Beaverton Township is a civil township of Gladwin County in the U.S. state of Michigan. As of the 2020 census, the township population was 1,863.

The city of Beaverton is located to the northeast of the township, but the two are administered autonomously.

==Geography==
According to the U.S. Census Bureau, the township has a total area of 35.33 sqmi, of which 35.03 sqmi is land and 0.30 sqmi (0.85%) is water.

===Major highways===
- runs south–north and forms most of the eastern boundary of the township.

==Demographics==
As of the census of 2000, there were 1,815 people, 658 households, and 534 families residing in the township. The population density was 51.2 PD/sqmi. There were 750 housing units at an average density of 21.2 /sqmi. The racial makeup of the township was 98.29% White, 0.11% African American, 0.66% Native American, 0.17% Asian, 0.11% from other races, and 0.66% from two or more races. Hispanic or Latino of any race were 0.55% of the population.
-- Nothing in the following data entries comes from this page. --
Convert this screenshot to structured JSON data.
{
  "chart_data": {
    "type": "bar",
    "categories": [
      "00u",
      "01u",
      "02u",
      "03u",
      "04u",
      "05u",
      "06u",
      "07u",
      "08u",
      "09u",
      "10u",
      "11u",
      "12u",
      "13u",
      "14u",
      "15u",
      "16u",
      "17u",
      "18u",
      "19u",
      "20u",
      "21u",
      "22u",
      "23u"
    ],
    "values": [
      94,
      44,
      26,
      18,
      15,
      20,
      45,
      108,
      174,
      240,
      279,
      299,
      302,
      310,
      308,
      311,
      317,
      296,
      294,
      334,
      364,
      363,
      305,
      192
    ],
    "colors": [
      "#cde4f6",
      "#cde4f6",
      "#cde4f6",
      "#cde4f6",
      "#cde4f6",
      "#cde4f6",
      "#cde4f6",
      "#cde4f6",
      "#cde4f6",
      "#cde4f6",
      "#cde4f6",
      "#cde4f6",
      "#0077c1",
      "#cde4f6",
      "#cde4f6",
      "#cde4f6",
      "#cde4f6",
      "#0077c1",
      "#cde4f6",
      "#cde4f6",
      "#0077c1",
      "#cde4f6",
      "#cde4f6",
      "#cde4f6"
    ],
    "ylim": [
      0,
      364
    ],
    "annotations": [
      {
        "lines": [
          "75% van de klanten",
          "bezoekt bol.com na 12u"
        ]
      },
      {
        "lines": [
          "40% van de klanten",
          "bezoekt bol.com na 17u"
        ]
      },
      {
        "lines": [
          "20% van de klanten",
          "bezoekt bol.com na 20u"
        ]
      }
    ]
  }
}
There were 658 households, out of which 37.1% had children under the age of 18 living with them, 69.0% were married couples living together, 7.6% had a female householder with no husband present, and 18.8% were non-families. 16.4% of all households were made up of individuals, and 6.7% had someone living alone who was 65 years of age or older. The average household size was 2.74 and the average family size was 3.01.

In the township the population was spread out, with 27.8% under the age of 18, 7.4% from 18 to 24, 29.1% from 25 to 44, 24.1% from 45 to 64, and 11.5% who were 65 years of age or older. The median age was 37 years. For every 100 females, there were 104.6 males. For every 100 females age 18 and over, there were 98.5 males.

The median income for a household in the township was $36,823, and the median income for a family was $40,303. Males had a median income of $35,577 versus $21,691 for females. The per capita income for the township was $15,370. About 9.8% of families and 12.9% of the population were below the poverty line, including 17.5% of those under age 18 and 11.2% of those age 65 or over.